И человек знал, что он действительно успеет. В первый раз было сложно – приходилось все тщательно продумывать, выстраивать, готовиться… Да, а еще терпеть, терпеть долгое время, терпеть мучительно, хотя вообще-то терпения у него было в избытке. Ему припомнилось, как он стоял, затаив дыхание, на лестничной клетке и ждал, когда выйдет жертва. И как двумя минутами позже он прислушивался к отчаянному, дикому крику того, другого, раскачивающегося над разбитым, изуродованным от удара телом.

Но миг его торжества был не тогда, вовсе нет. Миг его торжества настал в тот момент, когда, сидя на жестком стуле в зале суда и глядя на такое знакомое лицо, он услышал слова: «Это я ее убил. Я».

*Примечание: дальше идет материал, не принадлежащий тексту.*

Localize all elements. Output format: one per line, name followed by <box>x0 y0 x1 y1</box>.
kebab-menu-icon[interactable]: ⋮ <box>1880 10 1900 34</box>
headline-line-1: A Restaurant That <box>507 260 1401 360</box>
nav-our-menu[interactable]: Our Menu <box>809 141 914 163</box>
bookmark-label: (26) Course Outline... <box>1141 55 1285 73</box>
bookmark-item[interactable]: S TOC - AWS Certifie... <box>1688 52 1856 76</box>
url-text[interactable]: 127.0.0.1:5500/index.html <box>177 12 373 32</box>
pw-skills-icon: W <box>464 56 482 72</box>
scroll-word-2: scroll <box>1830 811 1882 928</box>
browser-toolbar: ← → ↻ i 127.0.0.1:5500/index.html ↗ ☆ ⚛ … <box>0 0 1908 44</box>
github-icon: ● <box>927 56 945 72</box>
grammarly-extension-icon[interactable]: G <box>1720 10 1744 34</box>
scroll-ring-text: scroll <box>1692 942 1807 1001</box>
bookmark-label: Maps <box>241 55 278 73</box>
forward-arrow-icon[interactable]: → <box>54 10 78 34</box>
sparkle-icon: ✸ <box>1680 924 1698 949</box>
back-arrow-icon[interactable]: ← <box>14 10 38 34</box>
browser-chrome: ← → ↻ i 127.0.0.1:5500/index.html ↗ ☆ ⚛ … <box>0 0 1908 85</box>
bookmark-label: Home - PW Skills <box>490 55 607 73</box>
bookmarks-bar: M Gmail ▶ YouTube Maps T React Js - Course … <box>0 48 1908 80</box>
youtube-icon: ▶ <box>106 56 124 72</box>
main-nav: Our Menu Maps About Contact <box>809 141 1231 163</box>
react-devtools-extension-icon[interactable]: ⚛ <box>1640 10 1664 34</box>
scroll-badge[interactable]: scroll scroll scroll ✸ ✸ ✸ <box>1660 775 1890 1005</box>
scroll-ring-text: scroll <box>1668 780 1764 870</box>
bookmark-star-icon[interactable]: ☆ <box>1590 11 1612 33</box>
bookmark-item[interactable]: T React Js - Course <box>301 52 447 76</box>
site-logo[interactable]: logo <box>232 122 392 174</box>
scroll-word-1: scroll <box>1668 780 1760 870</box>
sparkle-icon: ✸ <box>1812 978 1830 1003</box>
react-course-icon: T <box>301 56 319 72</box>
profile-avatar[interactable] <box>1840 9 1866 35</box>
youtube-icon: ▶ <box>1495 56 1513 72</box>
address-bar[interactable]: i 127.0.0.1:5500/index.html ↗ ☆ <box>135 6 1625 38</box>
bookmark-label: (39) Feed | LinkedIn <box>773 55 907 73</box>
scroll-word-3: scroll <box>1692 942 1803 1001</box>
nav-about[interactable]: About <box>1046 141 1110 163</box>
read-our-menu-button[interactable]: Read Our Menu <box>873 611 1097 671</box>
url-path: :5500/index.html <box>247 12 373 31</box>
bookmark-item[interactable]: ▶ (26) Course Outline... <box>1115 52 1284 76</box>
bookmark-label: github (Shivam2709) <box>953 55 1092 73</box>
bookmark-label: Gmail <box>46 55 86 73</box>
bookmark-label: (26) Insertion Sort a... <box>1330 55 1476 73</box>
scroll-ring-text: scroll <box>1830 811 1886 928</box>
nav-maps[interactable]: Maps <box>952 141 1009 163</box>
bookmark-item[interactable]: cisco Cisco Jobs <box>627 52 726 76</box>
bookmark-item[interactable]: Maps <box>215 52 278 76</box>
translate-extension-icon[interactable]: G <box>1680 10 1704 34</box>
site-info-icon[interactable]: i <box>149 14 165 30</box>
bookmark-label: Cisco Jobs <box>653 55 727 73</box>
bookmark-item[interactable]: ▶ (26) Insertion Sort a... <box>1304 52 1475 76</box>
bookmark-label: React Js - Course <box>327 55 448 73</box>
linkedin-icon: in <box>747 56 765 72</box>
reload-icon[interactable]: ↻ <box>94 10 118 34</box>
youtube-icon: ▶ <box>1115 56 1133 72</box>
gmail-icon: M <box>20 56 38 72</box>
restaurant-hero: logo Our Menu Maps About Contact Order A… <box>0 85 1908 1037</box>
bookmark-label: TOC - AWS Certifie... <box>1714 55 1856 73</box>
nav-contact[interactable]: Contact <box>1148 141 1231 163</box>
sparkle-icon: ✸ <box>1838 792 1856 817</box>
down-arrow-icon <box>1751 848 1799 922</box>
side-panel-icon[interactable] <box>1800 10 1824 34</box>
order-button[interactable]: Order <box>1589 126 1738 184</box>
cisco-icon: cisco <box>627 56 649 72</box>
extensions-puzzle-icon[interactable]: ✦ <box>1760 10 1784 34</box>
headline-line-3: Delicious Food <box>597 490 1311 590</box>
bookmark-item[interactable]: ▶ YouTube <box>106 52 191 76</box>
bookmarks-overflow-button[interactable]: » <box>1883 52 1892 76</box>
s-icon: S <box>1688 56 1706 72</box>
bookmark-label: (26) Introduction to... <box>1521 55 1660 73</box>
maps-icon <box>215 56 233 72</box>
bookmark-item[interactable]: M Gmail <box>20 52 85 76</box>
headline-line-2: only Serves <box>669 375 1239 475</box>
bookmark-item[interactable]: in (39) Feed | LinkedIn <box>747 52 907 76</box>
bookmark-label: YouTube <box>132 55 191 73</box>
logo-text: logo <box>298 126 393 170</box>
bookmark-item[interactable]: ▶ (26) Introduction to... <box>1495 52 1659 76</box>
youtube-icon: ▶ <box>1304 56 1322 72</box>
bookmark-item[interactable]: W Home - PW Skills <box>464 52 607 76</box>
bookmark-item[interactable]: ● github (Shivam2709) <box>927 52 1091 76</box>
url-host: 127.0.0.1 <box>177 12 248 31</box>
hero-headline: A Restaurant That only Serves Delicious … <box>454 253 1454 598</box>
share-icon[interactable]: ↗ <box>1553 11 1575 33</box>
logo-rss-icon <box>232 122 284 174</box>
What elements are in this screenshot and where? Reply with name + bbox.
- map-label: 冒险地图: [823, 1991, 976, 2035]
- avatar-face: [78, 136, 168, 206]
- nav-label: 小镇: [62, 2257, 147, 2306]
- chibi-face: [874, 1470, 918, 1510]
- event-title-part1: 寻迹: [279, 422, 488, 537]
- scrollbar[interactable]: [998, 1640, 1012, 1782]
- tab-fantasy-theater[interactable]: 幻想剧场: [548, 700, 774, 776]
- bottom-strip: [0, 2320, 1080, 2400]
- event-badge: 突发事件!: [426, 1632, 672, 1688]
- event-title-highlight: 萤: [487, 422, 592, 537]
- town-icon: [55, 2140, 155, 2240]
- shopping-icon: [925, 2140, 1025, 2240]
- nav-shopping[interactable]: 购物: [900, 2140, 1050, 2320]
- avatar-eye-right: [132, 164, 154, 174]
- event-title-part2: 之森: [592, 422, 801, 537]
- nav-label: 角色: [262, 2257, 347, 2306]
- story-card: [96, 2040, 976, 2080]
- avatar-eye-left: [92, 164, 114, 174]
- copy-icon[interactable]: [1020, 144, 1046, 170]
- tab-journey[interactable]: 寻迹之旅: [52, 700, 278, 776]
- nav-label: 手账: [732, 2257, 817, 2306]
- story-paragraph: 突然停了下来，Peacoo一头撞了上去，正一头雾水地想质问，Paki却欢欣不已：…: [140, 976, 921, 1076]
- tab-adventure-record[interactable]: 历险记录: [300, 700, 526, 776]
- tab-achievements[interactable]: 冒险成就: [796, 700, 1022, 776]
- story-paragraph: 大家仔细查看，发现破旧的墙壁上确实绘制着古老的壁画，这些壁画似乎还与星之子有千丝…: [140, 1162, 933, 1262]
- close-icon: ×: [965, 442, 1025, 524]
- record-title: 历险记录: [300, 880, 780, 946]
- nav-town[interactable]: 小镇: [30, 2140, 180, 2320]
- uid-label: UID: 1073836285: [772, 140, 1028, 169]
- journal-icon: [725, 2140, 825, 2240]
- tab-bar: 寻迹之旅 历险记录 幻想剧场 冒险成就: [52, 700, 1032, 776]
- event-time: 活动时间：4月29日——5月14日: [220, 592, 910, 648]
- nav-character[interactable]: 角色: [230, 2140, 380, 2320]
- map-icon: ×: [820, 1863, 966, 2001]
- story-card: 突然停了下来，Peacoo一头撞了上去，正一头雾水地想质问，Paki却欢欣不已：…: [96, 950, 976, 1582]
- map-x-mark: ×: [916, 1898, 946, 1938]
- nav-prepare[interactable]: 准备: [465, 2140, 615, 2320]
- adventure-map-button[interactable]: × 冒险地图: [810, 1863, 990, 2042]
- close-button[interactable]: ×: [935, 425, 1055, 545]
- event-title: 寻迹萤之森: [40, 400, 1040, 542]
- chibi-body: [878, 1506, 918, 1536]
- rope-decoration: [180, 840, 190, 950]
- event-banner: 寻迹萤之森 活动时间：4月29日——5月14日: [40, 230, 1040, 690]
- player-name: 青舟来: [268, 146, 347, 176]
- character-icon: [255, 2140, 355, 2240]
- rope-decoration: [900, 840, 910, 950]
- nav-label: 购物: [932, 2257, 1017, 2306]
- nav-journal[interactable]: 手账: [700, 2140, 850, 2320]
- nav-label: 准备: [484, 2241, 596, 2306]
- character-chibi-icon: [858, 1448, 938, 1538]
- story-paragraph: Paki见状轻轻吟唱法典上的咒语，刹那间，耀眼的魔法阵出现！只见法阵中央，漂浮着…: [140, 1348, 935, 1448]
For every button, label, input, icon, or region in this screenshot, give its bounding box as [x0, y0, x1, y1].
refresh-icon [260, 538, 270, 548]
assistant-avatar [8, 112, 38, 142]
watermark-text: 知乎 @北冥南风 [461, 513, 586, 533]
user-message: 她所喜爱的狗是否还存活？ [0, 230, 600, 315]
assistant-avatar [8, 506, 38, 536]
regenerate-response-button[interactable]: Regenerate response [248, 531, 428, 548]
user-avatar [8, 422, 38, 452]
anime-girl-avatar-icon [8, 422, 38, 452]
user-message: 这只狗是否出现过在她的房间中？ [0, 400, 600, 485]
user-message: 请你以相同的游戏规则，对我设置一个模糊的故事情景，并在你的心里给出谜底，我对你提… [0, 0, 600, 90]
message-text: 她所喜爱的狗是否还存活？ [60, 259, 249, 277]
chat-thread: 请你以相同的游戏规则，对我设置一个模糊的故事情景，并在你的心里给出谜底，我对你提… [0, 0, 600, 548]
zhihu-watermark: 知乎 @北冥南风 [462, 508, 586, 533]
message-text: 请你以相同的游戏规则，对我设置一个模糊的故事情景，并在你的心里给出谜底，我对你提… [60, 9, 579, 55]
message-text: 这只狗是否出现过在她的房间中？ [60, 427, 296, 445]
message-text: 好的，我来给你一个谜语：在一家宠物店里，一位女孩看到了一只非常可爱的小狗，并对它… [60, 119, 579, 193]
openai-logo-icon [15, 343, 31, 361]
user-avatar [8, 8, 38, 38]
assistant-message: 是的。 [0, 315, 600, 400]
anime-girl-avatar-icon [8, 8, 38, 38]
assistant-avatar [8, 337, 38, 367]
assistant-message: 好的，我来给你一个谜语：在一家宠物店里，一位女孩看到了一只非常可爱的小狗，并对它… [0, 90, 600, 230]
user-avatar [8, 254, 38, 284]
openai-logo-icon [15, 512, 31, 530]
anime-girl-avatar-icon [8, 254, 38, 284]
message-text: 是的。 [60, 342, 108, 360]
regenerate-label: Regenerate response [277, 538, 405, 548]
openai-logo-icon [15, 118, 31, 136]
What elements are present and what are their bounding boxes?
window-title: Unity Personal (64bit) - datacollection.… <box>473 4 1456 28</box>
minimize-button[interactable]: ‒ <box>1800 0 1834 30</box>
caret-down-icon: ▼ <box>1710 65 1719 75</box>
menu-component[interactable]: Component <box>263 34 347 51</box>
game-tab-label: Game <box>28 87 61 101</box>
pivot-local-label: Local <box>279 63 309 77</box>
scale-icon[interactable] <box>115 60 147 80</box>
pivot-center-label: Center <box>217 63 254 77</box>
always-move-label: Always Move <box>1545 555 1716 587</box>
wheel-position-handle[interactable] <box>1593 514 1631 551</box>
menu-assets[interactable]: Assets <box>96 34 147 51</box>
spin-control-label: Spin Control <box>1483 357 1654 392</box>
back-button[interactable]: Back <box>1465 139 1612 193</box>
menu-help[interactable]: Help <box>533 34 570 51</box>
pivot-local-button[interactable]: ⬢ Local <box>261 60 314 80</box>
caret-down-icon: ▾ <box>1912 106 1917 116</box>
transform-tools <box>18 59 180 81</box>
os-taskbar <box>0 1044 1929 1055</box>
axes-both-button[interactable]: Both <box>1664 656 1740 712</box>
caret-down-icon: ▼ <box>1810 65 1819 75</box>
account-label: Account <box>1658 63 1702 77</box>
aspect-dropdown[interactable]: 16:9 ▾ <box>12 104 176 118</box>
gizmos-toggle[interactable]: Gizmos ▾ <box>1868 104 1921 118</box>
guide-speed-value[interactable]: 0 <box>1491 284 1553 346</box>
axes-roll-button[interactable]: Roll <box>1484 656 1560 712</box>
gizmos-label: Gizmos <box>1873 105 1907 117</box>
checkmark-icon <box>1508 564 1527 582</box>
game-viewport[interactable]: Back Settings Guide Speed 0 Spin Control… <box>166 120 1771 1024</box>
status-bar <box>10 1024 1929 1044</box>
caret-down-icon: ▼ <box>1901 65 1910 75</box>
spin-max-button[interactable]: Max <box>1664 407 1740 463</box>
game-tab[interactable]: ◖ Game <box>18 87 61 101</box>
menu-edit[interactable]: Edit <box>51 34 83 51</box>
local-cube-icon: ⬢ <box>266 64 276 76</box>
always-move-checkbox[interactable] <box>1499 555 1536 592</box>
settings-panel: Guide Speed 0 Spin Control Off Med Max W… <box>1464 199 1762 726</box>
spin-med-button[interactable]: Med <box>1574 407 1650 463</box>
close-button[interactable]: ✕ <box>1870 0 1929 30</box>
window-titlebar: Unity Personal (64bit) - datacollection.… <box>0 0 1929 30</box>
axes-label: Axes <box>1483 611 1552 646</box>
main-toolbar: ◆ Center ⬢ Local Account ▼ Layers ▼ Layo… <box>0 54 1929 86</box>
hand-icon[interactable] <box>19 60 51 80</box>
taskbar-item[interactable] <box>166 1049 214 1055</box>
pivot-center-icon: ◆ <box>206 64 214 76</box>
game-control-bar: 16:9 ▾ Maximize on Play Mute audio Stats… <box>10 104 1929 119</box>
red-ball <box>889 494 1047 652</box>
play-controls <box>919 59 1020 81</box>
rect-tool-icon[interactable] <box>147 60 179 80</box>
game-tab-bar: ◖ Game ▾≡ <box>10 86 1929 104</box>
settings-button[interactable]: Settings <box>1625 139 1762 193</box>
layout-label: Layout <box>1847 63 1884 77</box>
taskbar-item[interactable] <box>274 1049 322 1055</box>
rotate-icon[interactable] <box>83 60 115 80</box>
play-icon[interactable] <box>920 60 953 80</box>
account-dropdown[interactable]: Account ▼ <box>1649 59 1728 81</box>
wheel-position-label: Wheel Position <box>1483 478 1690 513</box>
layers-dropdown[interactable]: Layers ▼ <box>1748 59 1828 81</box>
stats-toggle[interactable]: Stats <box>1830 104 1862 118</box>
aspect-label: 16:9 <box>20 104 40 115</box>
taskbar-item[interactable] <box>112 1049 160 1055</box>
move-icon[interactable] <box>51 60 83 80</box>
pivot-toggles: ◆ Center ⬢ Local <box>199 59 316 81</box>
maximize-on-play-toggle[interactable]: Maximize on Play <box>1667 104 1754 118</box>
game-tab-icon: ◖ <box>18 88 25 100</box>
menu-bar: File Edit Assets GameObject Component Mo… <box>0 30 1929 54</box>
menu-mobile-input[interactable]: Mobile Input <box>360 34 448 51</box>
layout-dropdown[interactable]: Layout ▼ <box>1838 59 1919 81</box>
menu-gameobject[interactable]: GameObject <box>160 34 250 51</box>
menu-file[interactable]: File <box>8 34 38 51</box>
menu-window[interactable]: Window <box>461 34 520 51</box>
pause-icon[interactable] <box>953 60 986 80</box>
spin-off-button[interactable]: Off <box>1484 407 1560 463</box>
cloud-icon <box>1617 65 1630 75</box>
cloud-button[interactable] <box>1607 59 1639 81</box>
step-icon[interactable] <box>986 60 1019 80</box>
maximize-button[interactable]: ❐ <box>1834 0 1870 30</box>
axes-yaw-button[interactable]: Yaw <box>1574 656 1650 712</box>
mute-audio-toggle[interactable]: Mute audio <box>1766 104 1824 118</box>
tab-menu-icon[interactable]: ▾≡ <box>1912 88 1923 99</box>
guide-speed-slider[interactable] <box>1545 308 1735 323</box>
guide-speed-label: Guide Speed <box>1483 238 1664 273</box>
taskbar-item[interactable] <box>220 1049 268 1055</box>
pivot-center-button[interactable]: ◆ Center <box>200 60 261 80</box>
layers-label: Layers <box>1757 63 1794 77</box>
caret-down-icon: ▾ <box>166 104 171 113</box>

Сейчас не будет такого торжества – но не будет и такой подготовки. Она не понадобится, поскольку жертва пришла сама. «И останется здесь», – сказал голос. Правда, человек не разобрал, который именно. В конце концов, неважно. Главное, что голос был прав.

– А кто там, у окна? – покосилась Даша в сторону пансионата. – Там какой-то мужчина стоит и смотрит, по-моему, на нас. Может быть, ему не нравится, что чужие на территории?

– Нет-нет, Дарья Андреевна, – успокоил ее Боровицкий. – Это, должно быть, местный врач… Вот с именем его у меня всегда случается дурацкая оказия: я его путаю.

– Оно сложное?

– Наоборот, слишком простое, – раздраженно махнул рукой Петр Васильевич.